Something might make it impossible.”

“Thank you,” he said with another of those grave smiles. “I’ll just be hoping. It’s very pleasant to have found a Christian friend right at the start in a strange place. I’m praising God for that. Now, I’ll bid you good morning. I must hurry to the office.”

Constance stood with the bundle of flowers in her hands and watched him walk away in wonder. What a strange, unusual young man he was. She had never seen anyone like him before. Heavens! How very good-looking he was. It seemed too good to be true, such looks on a man!

At the gate he turned and lifted his hat in a princely fashion. Constance stood still, smilingly nodded a friendly good-bye, and then wondered at herself.

It was not until he was out of sight that she realized that she was still holding his snowy handkerchief in her hands with its mound of ferns and flowers. Then suddenly her cheeks grew hot. Why had she been so very friendly as to let him give her flowers and promise to take a walk with him tomorrow morning when she had resolved before he came in to put him in a stranger’s place? Well, there was one thing, she didn’t have to go and take that walk. She wouldn’t, of course. She had left herself a loophole. She had not promised.

Then, with her cheeks still hot, she hurried into the house.
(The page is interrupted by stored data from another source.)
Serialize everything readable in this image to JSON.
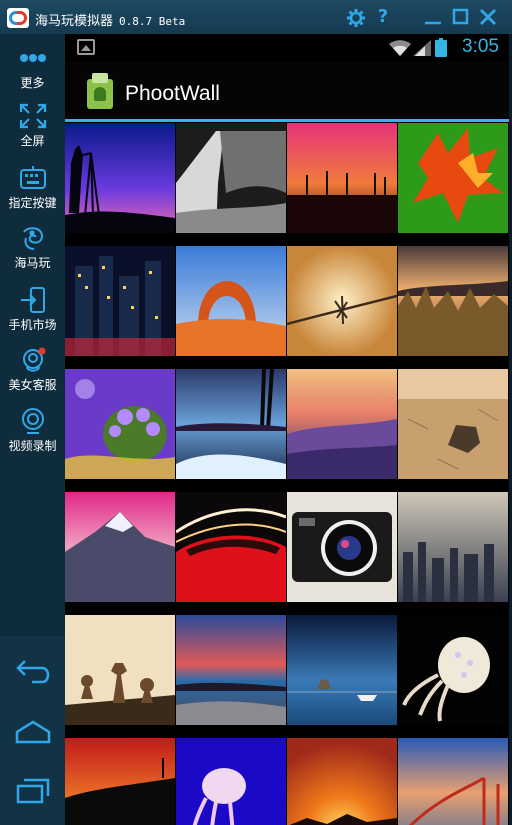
{
  "window": {
    "title": "海马玩模拟器",
    "version": "0.8.7 Beta",
    "controls": [
      "gear-icon",
      "help-icon",
      "minimize-icon",
      "maximize-icon",
      "close-icon"
    ]
  },
  "sidebar": {
    "items": [
      {
        "label": "更多",
        "icon": "more-dots-icon"
      },
      {
        "label": "全屏",
        "icon": "fullscreen-icon"
      },
      {
        "label": "指定按键",
        "icon": "keyboard-icon"
      },
      {
        "label": "海马玩",
        "icon": "seahorse-icon"
      },
      {
        "label": "手机市场",
        "icon": "market-icon"
      },
      {
        "label": "美女客服",
        "icon": "support-icon"
      },
      {
        "label": "视频录制",
        "icon": "record-icon"
      }
    ],
    "nav": [
      "back-icon",
      "home-icon",
      "recent-apps-icon"
    ]
  },
  "status_bar": {
    "time": "3:05"
  },
  "action_bar": {
    "title": "PhootWall"
  },
  "photos": [
    {
      "name": "photo-silhouette-tripod"
    },
    {
      "name": "photo-bw-rock-arch"
    },
    {
      "name": "photo-wind-turbines"
    },
    {
      "name": "photo-autumn-leaves"
    },
    {
      "name": "photo-city-night"
    },
    {
      "name": "photo-delicate-arch"
    },
    {
      "name": "photo-barbed-wire"
    },
    {
      "name": "photo-grass-sunset"
    },
    {
      "name": "photo-purple-flowers"
    },
    {
      "name": "photo-lake-trees"
    },
    {
      "name": "photo-purple-mountains"
    },
    {
      "name": "photo-desert-rock"
    },
    {
      "name": "photo-snowy-mountain"
    },
    {
      "name": "photo-red-car-lights"
    },
    {
      "name": "photo-leica-camera"
    },
    {
      "name": "photo-city-haze"
    },
    {
      "name": "photo-chess-pieces"
    },
    {
      "name": "photo-beach-sunset"
    },
    {
      "name": "photo-lake-boat"
    },
    {
      "name": "photo-jellyfish"
    },
    {
      "name": "photo-sunset-silhouette"
    },
    {
      "name": "photo-blue-jellyfish"
    },
    {
      "name": "photo-orange-sunrise"
    },
    {
      "name": "photo-golden-gate"
    }
  ]
}
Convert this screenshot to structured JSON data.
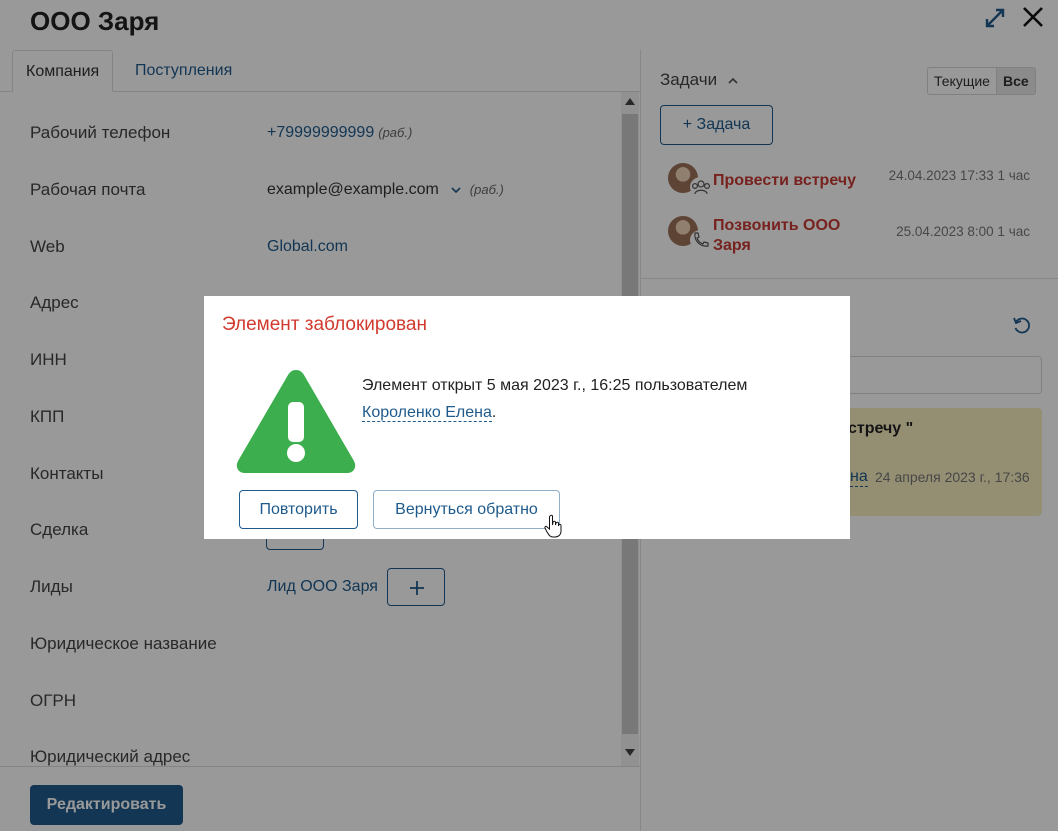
{
  "header": {
    "title": "ООО Заря"
  },
  "tabs": [
    {
      "label": "Компания"
    },
    {
      "label": "Поступления"
    }
  ],
  "fields": {
    "phone": {
      "label": "Рабочий телефон",
      "value": "+79999999999",
      "note": "(раб.)"
    },
    "email": {
      "label": "Рабочая почта",
      "value": "example@example.com",
      "note": "(раб.)"
    },
    "web": {
      "label": "Web",
      "value": "Global.com"
    },
    "address": {
      "label": "Адрес"
    },
    "inn": {
      "label": "ИНН"
    },
    "kpp": {
      "label": "КПП"
    },
    "contacts": {
      "label": "Контакты"
    },
    "deal": {
      "label": "Сделка"
    },
    "leads": {
      "label": "Лиды",
      "value": "Лид ООО Заря"
    },
    "legal_name": {
      "label": "Юридическое название"
    },
    "ogrn": {
      "label": "ОГРН"
    },
    "legal_address": {
      "label": "Юридический адрес"
    }
  },
  "footer": {
    "edit_label": "Редактировать"
  },
  "tasks": {
    "title": "Задачи",
    "filter_current": "Текущие",
    "filter_all": "Все",
    "add_label": "+ Задача",
    "items": [
      {
        "name": "Провести встречу",
        "date": "24.04.2023 17:33 1 час",
        "type_icon": "group-icon"
      },
      {
        "name": "Позвонить ООО Заря",
        "date": "25.04.2023 8:00 1 час",
        "type_icon": "phone-icon"
      }
    ]
  },
  "feed": {
    "note_title_fragment": "стречу \"",
    "note_link_fragment": "на",
    "note_date": "24 апреля 2023 г., 17:36"
  },
  "dialog": {
    "title": "Элемент заблокирован",
    "message": "Элемент открыт 5 мая 2023 г., 16:25 пользователем",
    "user": "Короленко Елена",
    "message_end": ".",
    "retry_label": "Повторить",
    "back_label": "Вернуться обратно"
  },
  "colors": {
    "accent": "#1e5a8c",
    "danger": "#d13a2f",
    "warning_icon": "#3cae4d",
    "note_bg": "#f7eec0"
  }
}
She must get those flowers out of that handkerchief and the handkerchief out of sight before the family saw it.

She tipped the flowers into a large plate and stuffed the handkerchief quickly into her sleeve out of sight just as her brother, Frank, amazingly appeared in the dining room door.

“Who’s your comely giant, Connie?” he asked with a twinkle. “You certainly like ’em tall, don’t you?”

Constance looked up with a smile that was meant to be natural, but her cheeks were still hot and needed no rouge, and she knew that the watchful eyes of her brother would not let that little item pass.

“Oh, he’s just a man I met in church yesterday,” said Constance indifferently. “Fill that glass bowl with water for me, Frankie, that’s a dear.”

“Hmmm!” murmured Frank wisely as he returned from the butler’s pantry with the big crystal fruit bowl filled with water. “You only met him yesterday, and yet he gets up at all hours to pick doodads out of the woods for you! You certainly fetch ’em quick, don’t you, Sister?”

The color flew into Constance’s cheeks again to her great annoyance.

“Oh, for sweet mercy’s sake, won’t you stop being ridiculous? He happened to be passing and I admired them. Of course he had to give them to me.”

“Oh, was that the way it was?” mocked the imp of a brother. “I thought you were stooping down with your back to the street smelling daffodils when he went by and he had to come away around through the gate in the hedge and walk across the grass. But I must have been mistaken. Probably you called out to know what on earth he had done up in that handkerchief and he had to come in to show you. However, I should say in any case he was getting on fast.”

“Oh, shut up, will you?” said Constance, quite vexed and devoting herself to placing the airy stems in the fern-fringed bowl. The entrance of the rest of the family created a diversion, and Constance’s mother exclaimed over the beauty of the centerpiece.

“Wherever did you find them, dear?” she asked.

“Just an offering from one of her throng of admirers,” answered Frank quickly with an eloquent look. “They begin quite early in the morning, you perceive. I must wonder what it’s going to be like around here this summer if they come as thick as this in the spring.”

“Frank!” said his mother in a reproving tone. “You promised me last night you wouldn’t tease your sister anymore.”

Frank opened his eyes wide in wonder.

“Why, Muth dear, I wasn’t teasing. I was just admiring her tactics.